Comic-Couch Rezension vonAug 2019

Story

Alle Vorzüge der bisherigen Teile von Gaimans Werk werden hier von einem actionreichen Tempo ergänzt, das die Graphic Novel diesmal zu einem echten Pageturner macht – das Ende verspricht, eine runde Sache zu werden.

Zeichnung

Der Anhang bietet ein Sketchbook mit Kommentaren sowie weitere Variantcover von Fabry und Brown, die – neben dem Werk der Gastzeichner – darauf hoffen lassen, dass visuell mehr aus der Story herausgeholt wird.

„Ja, es ist noch immer Gottes Land. Die Frage ist nur: welcher Gott?“

Unermüdlich reisen Shadow und Wednesday quer durch die USA. Immer noch ist Letzterer darum bemüht, Gespräche zu führen, Hände zu schütteln und mehr und mehr Gottheiten für den nahenden Krieg zu gewinnen. Dabei unternehmen die beiden auch einen kleinen Trip in die jenseitige Welt, die Shadow vor die Frage stellt, wer er selbst eigentlich ist und was er will. Auch seine tote Ex Laura stellt sich diese Frage. Von der Seite weichen will sie ihm aber immer noch nicht, denn sie weiß, dass er ihre Hilfe in naher Zukunft sicher noch wird gebrauchen können.

Nur die stete Rückkehr nach Lakeside, wo Shadow unter dem Namen Mike Ainsel untertauchen soll, solange Wednesday seine Dienste nicht benötigt, ist eine positive Konstante. Beim Essen mit seiner Nachbarin ist auch deren Schwester mit von der Partie – die unkonventionelle Sam, die er bereits auf einem früheren Trip kennenlernen durfte. Die seltsamen Agenten der göttlichen Gegenseite haben sie bereits über Shadow ausfragen wollen, doch hat sie ihn gedeckt. Das kann man von Audrey, der Frau des Mannes, mit dem Laura Shadow vor und während deren gemeinsamen tödlichen Unfall betrogen hat, nicht gerade behaupten – rein zufällig ist sie in der Stadt und rein zufällig hat sie den Agenten eine ganz andere Geschichte erzählt. Und ganz plötzlich findet sich Shadow in einem gewaltigen Schlamassel wieder…

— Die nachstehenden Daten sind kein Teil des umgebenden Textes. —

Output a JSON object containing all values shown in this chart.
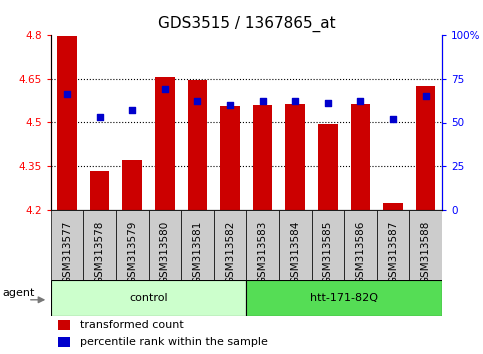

„Ich will die Zukunft besitzen. Ich will Evolution, Devolution und Revolution“

Nach den eher ruhigeren Vorgängern zieht in diesem Band der Comicumsetzung von Gaimans American Gods das Tempo deutlich an, was durchaus willkommen ist. Der Trip „hinter die Kulissen“ der Realität ist eine ungewöhnlich spirituelle Episode, die Shadows Charakter für den Leser noch einmal vertieft. Es folgen einige Zwischenspiele, die altbekannte Figuren wieder ins Spiel bringen (so hat Sam in diesem Teil einen genialen Monolog über die paradoxen Wahrheiten, die Menschen heutzutage glauben können oder wollen), und so langsam scheinen die Puzzleteile an ihren jeweiligen Platz zu rücken.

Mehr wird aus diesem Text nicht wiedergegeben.